Northeastern Section - 56th Annual Meeting - 2021

Paper No. 13-15
Presentation Time: 12:05 PM

PERI-GONDWANAN TERRANE ASSEMBLY AS REVEALED IN THE NEW BEDROCK GEOLOGIC MAP OF THE ESSEX QUADRANGLE, CONNECTICUT


WINTSCH, Robert, Dept Earth and Environmental Sciences, Wesleyan University, 265 Church St., Middletown, CT 06459 and DEASY, Ryan T., U.S. Geological Survey, 926A National Center, Reston, VA 20192

The assembly of the rocks of the Neoproterozoic Gander and Avalon terranes against the Ordovician Bronson Hill (BH) and Silurian Merrimack (Hebron Fm., Sh) terranes during the Alleghanian orogeny in southern New England produced complicated interfering structures. Previous mapping in these rocks was made difficult by the high-grade metamorphism, by the abundance of ‘look-alike’ plagioclase gneisses common to all terranes, by complicated overprinting foliations, and by the abundance of migmatites and pegmatites that dominate many outcrops. New 1:24,000-scale mapping in the Essex quadrangle identified crosscutting schistose blastomylonites (bm) containing many boudins and tectonic inclusions of pegmatite and amphibolite, and some containing garnet or sillimanite. Misidentification of these fault rocks in the past as Ordovician metasediments led to complicated stratigraphic interpretations rejected by the new mapping. Geochemical analyses of granodioritic and tonalitic gneisses reveal two map-scale orthogneisses and one paragneiss complex within the BH terrane. Our mapping also identifies a clock-wise rotation of shortening directions from the WNW to NNW to NNE all at anatectic metamorphic conditions.

Major ductile fault zones composed of well-developed bm foliations (D1) mark the boundaries of all terranes. These are strongly folded to produce overprinting WNW dipping axial plane foliations (D2). D1 and D2 fabric is transposed into slabby fabrics (D3) trending NNW. All of these fabrics are in turn transposed again by N and NNE dipping ductile faults (D4) containing bm schists and gneisses with penetrative NE-plunging sillimanite and anthophyllite lineations. The ductile faults, interference folds, and possible km-scale sheath folds record a D4 period of high strain in these rocks.

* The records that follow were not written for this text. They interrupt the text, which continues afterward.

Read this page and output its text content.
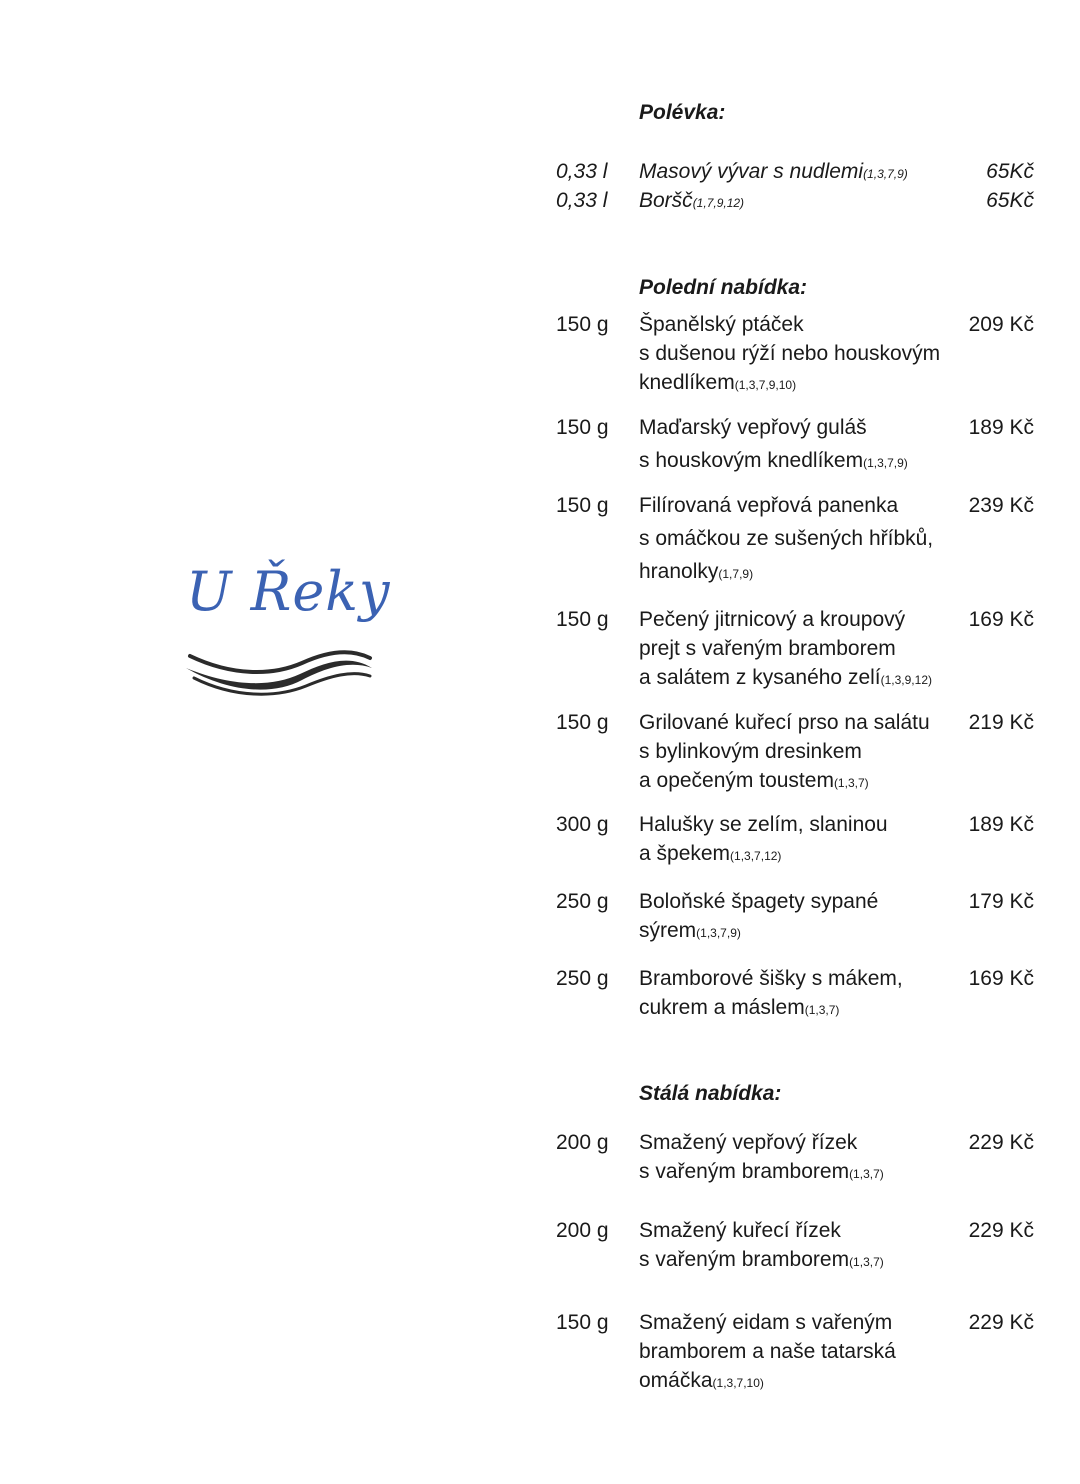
U Řeky
Polévka:
0,33 l Masový vývar s nudlemi(1,3,7,9)	65Kč
0,33 l Boršč(1,7,9,12)	65Kč
Polední nabídka:
150 g Španělský ptáček
s dušenou rýží nebo houskovým
knedlíkem(1,3,7,9,10)
209 Kč
150 g Maďarský vepřový guláš
s houskovým knedlíkem(1,3,7,9)
189 Kč
150 g Filírovaná vepřová panenka
s omáčkou ze sušených hříbků,
hranolky(1,7,9)
239 Kč
150 g Pečený jitrnicový a kroupový
prejt s vařeným bramborem
a salátem z kysaného zelí(1,3,9,12)
169 Kč
150 g Grilované kuřecí prso na salátu
s bylinkovým dresinkem
a opečeným toustem(1,3,7)
219 Kč
300 g Halušky se zelím, slaninou
a špekem(1,3,7,12)
189 Kč
250 g Boloňské špagety sypané
sýrem(1,3,7,9)
179 Kč
250 g Bramborové šišky s mákem,
cukrem a máslem(1,3,7)
169 Kč
Stálá nabídka:
200 g Smažený vepřový řízek
s vařeným bramborem(1,3,7)
229 Kč
200 g Smažený kuřecí řízek
s vařeným bramborem(1,3,7)
229 Kč
150 g Smažený eidam s vařeným
bramborem a naše tatarská
omáčka(1,3,7,10)
229 Kč
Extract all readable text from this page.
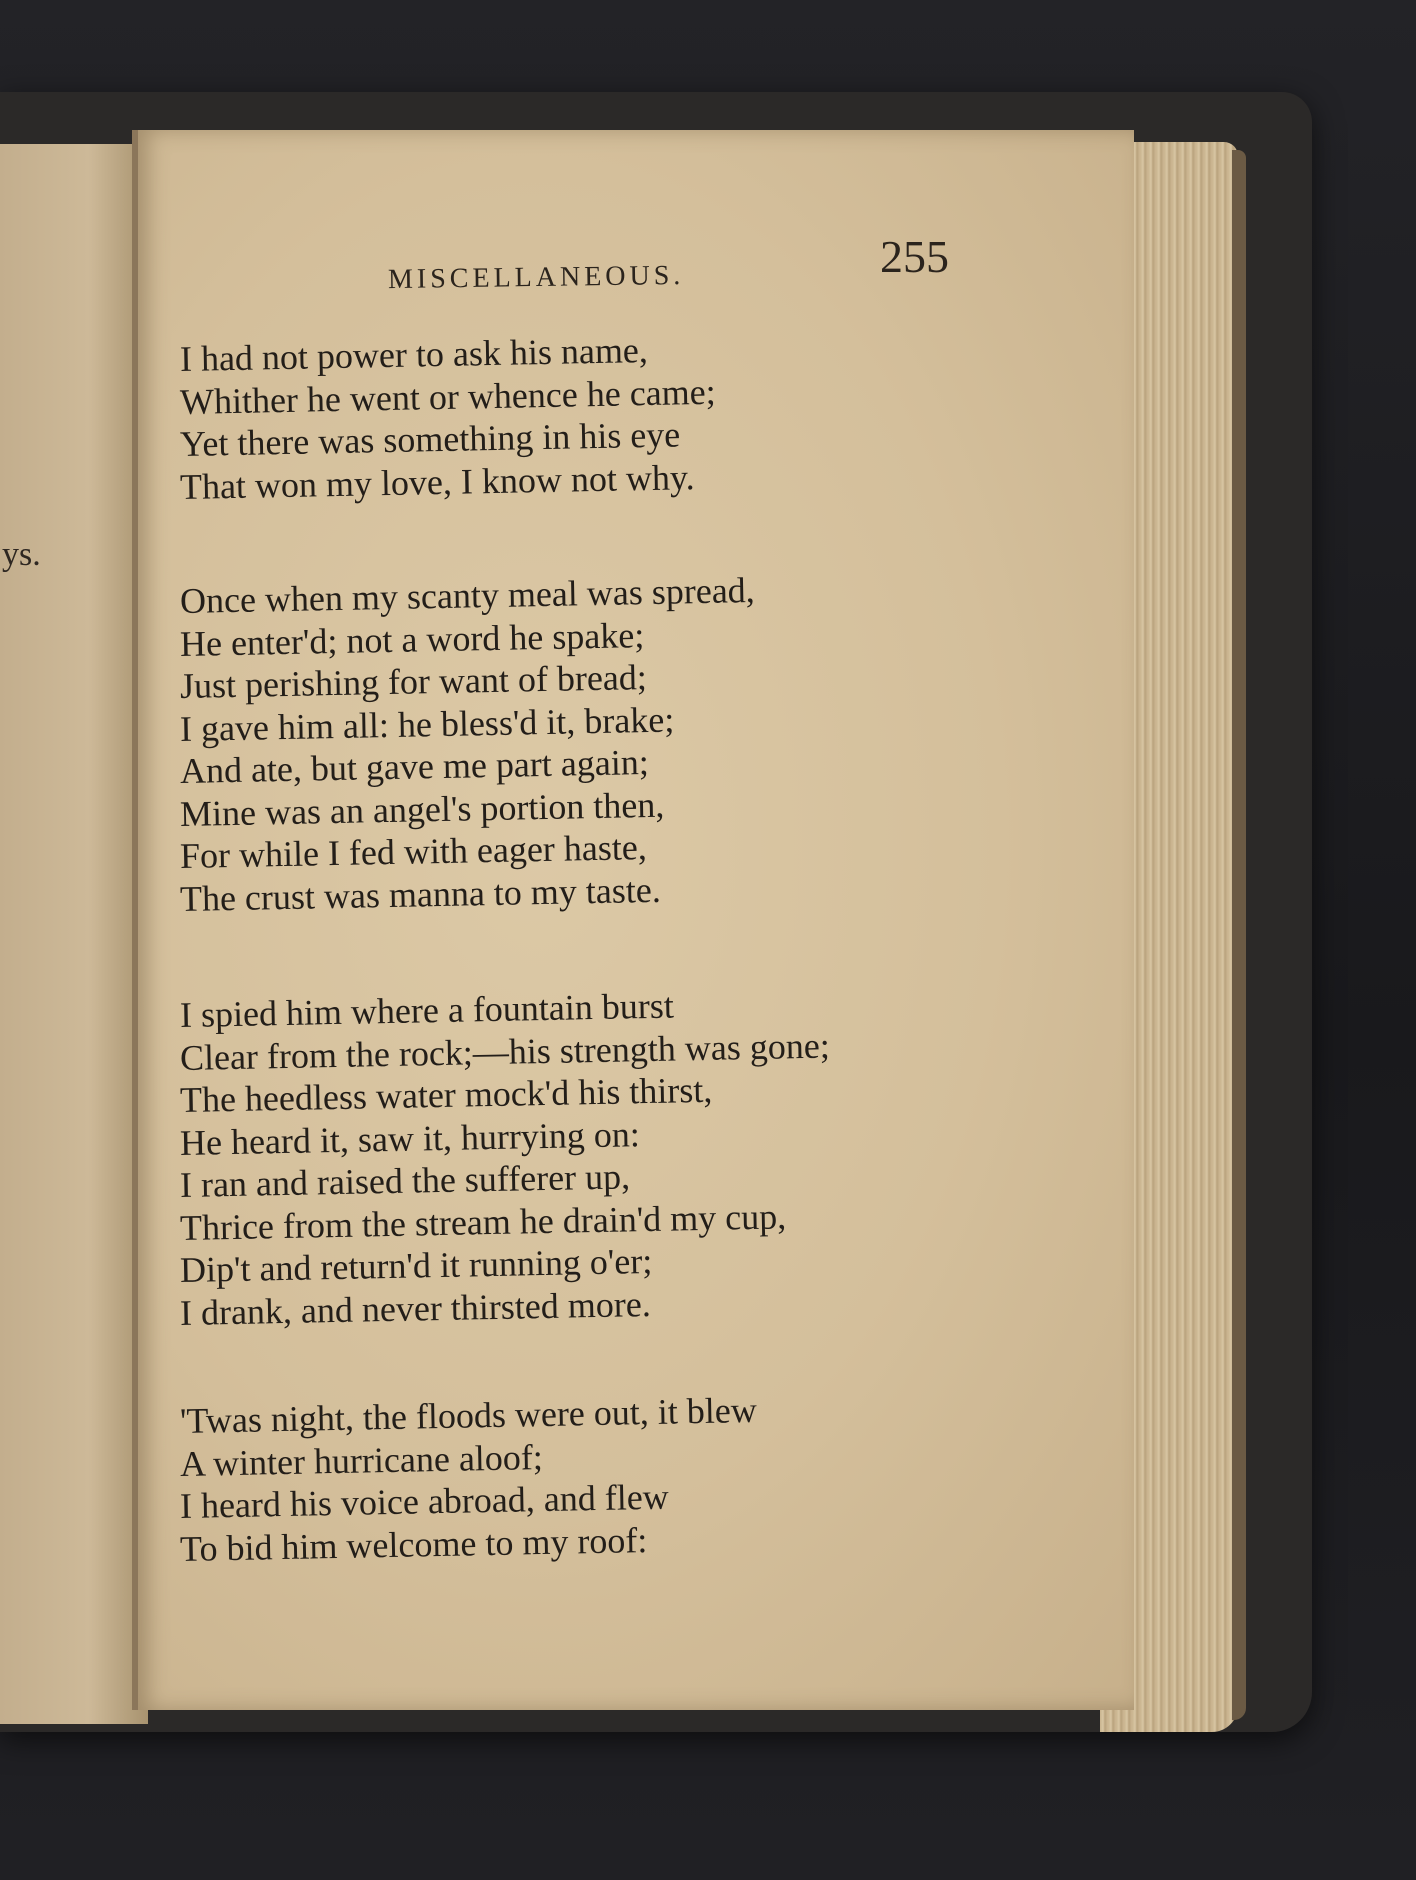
ys.
MISCELLANEOUS.	255
I had not power to ask his name,
Whither he went or whence he came;
Yet there was something in his eye
That won my love, I know not why.
Once when my scanty meal was spread,
He enter'd; not a word he spake;
Just perishing for want of bread;
I gave him all: he bless'd it, brake;
And ate, but gave me part again;
Mine was an angel's portion then,
For while I fed with eager haste,
The crust was manna to my taste.
I spied him where a fountain burst
Clear from the rock;—his strength was gone;
The heedless water mock'd his thirst,
He heard it, saw it, hurrying on:
I ran and raised the sufferer up,
Thrice from the stream he drain'd my cup,
Dip't and return'd it running o'er;
I drank, and never thirsted more.
'Twas night, the floods were out, it blew
A winter hurricane aloof;
I heard his voice abroad, and flew
To bid him welcome to my roof:
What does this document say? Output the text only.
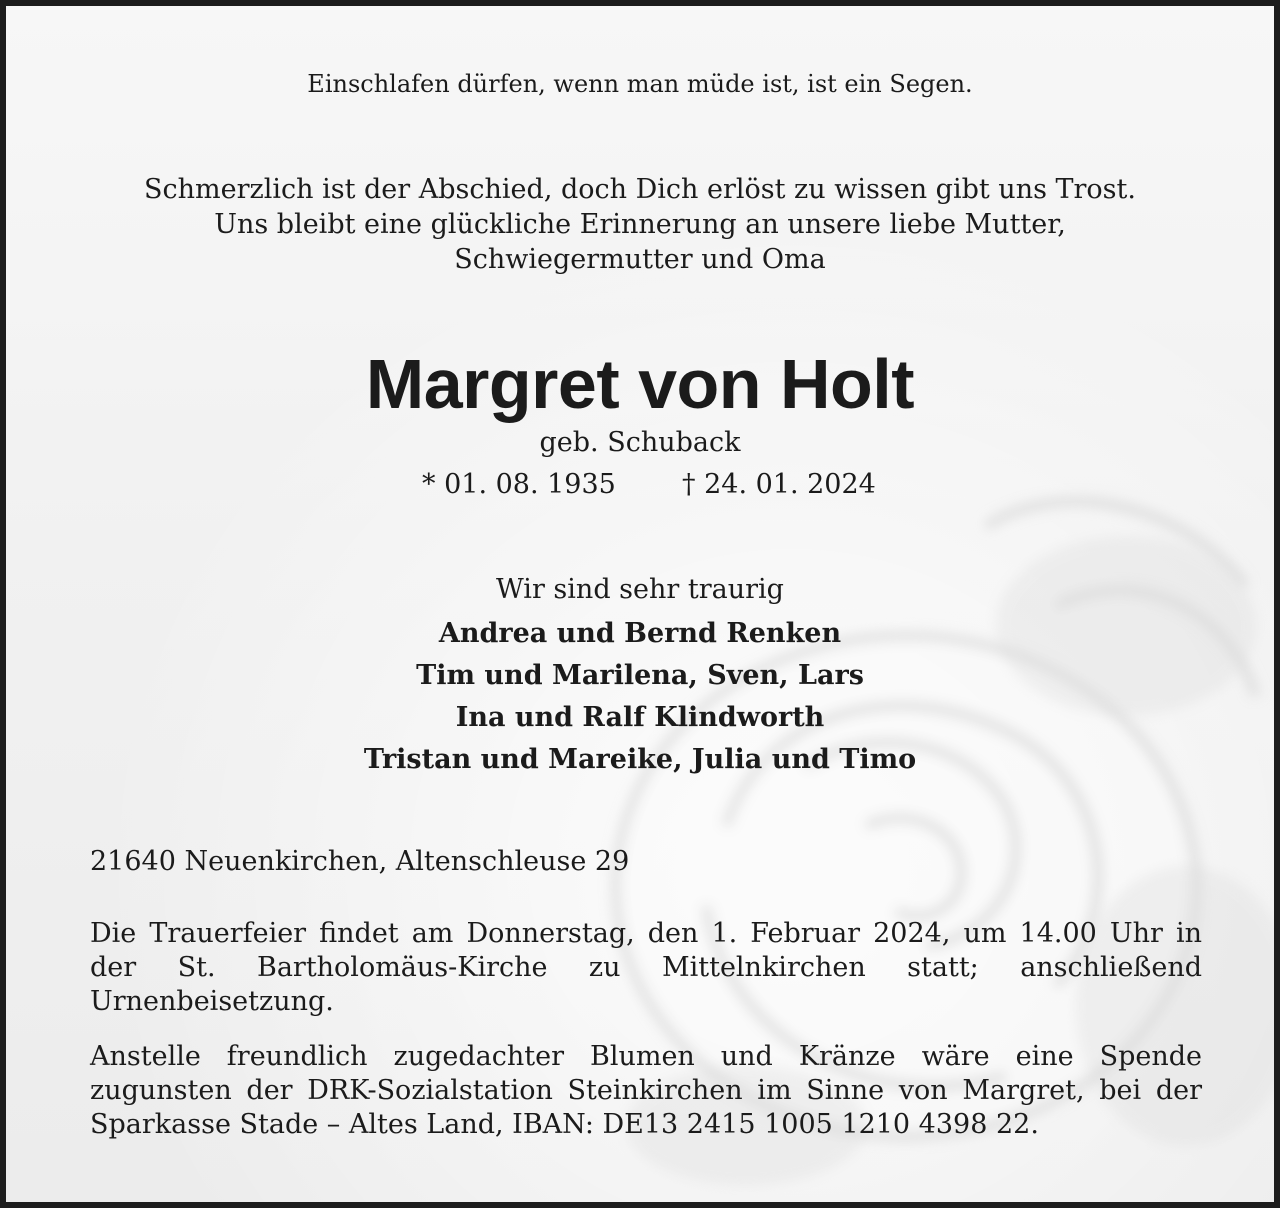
Einschlafen dürfen, wenn man müde ist, ist ein Segen.

Schmerzlich ist der Abschied, doch Dich erlöst zu wissen gibt uns Trost.

Uns bleibt eine glückliche Erinnerung an unsere liebe Mutter,

Schwiegermutter und Oma

Margret von Holt

geb. Schuback

* 01. 08. 1935 † 24. 01. 2024

Wir sind sehr traurig

Andrea und Bernd Renken

Tim und Marilena, Sven, Lars

Ina und Ralf Klindworth

Tristan und Mareike, Julia und Timo

21640 Neuenkirchen, Altenschleuse 29

Die Trauerfeier findet am Donnerstag, den 1. Februar 2024, um 14.00 Uhr in der St. Bartholomäus-Kirche zu Mittelnkirchen statt; anschließend Urnenbeisetzung.

Anstelle freundlich zugedachter Blumen und Kränze wäre eine Spende zugunsten der DRK-Sozialstation Steinkirchen im Sinne von Margret, bei der Sparkasse Stade – Altes Land, IBAN: DE13 2415 1005 1210 4398 22.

A wedge of Ediacaran Avalonian granodioritic orthogneisses displaced the Sh along the Honey Hill fault separating Gander cover rocks above from Gander ‘basement’ rocks structurally below in the Lyme dome. This wedging thinned the Sh between the Avalon and BH terranes, leaving a sinuous N-S belt of overturned Sh separating Ordovician from Neoproterozoic rocks. The wedge also overrode some Sh rocks such that slivers of Sh are present between Ganderian and Avalonian rocks.